Various developments provoked the previously isolated United States to turn its attention overseas in the 1890s. Among the stimuli for the new imperialism were the desire for new economic markets, the sensationalistic appeals of the yellow press, missionary fervor, Darwinist ideology, great-power rivalry, and naval competition.

Strong American intervention in the Venezuelan boundary dispute of 1895 - 1896 demonstrated an aggressive new assertion of the Monroe Doctrine and led to a new British willingness to accept American domination in the Western Hemisphere. Longtime American involvement in Hawaii climaxed in 1893 in a revolution against native rule by white American planters. President Cleveland temporarily refused to annex the islands, but the question of incorporating Hawaii into the United States triggered the first full-fledged imperialistic debate in American history.

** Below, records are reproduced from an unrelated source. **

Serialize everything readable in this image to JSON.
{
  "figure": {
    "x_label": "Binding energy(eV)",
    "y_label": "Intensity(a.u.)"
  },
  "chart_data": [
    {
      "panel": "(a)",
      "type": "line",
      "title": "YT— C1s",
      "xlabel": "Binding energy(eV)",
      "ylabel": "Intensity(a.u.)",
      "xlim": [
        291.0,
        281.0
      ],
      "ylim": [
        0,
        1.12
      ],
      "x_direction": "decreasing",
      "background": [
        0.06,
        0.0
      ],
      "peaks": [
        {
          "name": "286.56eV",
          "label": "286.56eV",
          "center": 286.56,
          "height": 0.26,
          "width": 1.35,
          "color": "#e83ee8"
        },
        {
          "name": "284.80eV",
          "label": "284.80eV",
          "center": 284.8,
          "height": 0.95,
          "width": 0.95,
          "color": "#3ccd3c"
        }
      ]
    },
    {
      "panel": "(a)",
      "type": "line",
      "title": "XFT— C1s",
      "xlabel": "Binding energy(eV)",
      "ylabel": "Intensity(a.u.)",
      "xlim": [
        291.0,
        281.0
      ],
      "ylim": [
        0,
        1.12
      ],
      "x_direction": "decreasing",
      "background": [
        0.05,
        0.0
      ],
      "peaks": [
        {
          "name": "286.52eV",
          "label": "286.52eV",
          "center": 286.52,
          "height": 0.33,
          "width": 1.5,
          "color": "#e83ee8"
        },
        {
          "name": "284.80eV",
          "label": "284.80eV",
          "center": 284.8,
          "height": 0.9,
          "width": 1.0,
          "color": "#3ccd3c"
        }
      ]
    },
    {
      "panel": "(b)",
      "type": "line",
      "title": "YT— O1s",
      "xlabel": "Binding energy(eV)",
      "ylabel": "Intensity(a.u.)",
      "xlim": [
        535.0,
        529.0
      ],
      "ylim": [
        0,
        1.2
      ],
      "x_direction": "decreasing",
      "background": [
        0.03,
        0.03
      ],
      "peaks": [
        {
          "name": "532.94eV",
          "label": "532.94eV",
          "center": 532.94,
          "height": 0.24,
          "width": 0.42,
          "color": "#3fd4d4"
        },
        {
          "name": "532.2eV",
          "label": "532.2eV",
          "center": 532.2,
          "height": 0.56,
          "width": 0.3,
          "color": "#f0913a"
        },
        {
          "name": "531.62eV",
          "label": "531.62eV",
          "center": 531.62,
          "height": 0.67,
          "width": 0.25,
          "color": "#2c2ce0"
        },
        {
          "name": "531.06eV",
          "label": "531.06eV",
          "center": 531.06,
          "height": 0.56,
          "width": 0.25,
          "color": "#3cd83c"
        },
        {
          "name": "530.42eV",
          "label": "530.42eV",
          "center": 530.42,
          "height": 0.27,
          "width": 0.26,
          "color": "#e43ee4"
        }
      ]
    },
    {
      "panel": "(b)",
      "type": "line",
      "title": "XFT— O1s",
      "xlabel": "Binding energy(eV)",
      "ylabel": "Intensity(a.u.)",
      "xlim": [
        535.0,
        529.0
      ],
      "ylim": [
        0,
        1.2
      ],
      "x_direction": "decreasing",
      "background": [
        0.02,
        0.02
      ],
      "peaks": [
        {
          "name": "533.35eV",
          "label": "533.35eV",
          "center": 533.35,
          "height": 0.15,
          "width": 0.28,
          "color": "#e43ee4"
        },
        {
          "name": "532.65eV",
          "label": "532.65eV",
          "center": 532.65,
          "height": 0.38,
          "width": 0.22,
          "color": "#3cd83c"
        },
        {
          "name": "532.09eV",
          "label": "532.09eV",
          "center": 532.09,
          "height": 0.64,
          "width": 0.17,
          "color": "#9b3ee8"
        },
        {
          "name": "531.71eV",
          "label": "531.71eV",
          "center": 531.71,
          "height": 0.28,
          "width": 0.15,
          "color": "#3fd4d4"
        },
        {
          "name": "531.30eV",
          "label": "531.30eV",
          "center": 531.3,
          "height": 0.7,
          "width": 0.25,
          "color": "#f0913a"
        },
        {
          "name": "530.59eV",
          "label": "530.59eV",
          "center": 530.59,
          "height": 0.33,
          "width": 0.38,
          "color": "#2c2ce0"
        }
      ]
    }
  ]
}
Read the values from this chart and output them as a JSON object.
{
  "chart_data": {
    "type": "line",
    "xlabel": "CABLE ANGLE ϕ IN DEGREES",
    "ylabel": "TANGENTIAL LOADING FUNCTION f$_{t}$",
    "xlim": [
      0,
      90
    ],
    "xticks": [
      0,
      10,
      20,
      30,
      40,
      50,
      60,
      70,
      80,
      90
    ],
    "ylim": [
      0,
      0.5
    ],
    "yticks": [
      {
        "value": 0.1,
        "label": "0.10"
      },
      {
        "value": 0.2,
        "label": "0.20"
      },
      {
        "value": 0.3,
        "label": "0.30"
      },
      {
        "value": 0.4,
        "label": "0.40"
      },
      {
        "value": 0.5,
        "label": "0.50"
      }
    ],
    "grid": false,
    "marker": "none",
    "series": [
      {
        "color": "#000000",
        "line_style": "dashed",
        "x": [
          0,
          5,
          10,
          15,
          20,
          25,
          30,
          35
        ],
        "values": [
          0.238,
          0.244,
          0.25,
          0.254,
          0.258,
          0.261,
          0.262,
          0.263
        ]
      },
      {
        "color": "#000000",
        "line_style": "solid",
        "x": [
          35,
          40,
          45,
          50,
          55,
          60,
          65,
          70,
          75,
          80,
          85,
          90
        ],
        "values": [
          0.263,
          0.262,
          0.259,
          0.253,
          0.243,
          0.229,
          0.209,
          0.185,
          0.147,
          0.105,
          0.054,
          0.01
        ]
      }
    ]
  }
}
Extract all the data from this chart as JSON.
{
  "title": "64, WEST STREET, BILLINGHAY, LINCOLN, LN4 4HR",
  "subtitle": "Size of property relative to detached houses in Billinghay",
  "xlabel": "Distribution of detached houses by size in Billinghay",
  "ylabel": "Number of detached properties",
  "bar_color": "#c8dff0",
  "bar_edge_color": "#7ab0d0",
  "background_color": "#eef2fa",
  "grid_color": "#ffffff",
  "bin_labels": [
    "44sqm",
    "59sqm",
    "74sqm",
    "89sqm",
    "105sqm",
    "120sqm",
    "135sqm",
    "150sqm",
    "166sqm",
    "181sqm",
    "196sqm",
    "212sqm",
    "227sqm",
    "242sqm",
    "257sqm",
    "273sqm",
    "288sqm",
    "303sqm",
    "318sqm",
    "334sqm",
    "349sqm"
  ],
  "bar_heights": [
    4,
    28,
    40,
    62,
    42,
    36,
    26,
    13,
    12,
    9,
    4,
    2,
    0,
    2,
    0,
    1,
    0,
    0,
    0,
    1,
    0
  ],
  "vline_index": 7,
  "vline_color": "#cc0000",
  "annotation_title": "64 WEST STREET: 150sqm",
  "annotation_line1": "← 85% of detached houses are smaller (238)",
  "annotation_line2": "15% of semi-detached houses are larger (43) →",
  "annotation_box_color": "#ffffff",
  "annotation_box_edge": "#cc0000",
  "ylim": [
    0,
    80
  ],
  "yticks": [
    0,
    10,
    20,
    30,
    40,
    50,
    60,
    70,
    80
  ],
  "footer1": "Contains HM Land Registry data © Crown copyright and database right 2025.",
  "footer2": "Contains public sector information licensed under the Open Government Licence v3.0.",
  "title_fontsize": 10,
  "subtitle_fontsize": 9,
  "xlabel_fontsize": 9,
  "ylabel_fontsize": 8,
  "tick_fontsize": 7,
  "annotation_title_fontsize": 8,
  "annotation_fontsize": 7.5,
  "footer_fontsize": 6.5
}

The splendid little Spanish-American War began in 1898 over American outrage about Spanish oppression of Cuba. American support for the Cuban rebellion had been whipped up into intense popular fervor by the yellow press. After the mysterious Maine explosion in February 1898, this public passion pushed a reluctant President McKinley into war, even though Spain was ready to concede on the major issues.

An astounding first development of the war was Admiral Deweys naval victory in May 1898 in the rich Spanish islands of the Philippines in East Asia. Then in August, American troops, assisted by Filipino rebels, captured the Philippine city of Manila in another dramatic victory. Despite mass confusion, American forces also easily and quickly overwhelmed the Spanish in Cuba and Puerto Rico.

After a long and bitter national debate over the wisdom and justice of American imperialism, which ended in a narrow proimperialist victory in the Senate, the United States took over the Philippines and Puerto Rico as colonial possessions. Regardless of serious doubts about imperialism, the United States had strongly asserted itself as a proud new international power.

Americas decision to take the Philippines aroused violent resistance from the Filipinos, who had expected independence. The brutal war that ensued was longer and costlier than the Spanish-American conflict.

Imperialistic competition in China deepened American involvement in Asia. Hays Open Door policy helped prevent the great powers from dismembering China. The United States joined the international expedition to suppress the Boxer Rebellion.

Theodore Roosevelt brought a new energy and assertiveness to American foreign policy. When his plans to build a canal in Panama were frustrated by the Colombian Senate, he helped promote a Panamanian independence movement that enabled the canal to be built. He also altered the Monroe Doctrine by adding a Roosevelt Corollary that declared an American right to intervene in South America.

Roosevelt negotiated an end to the Russo-Japanese War but angered both parties in the process. Several incidents showed that the United States and Japan were now competitors in East Asia.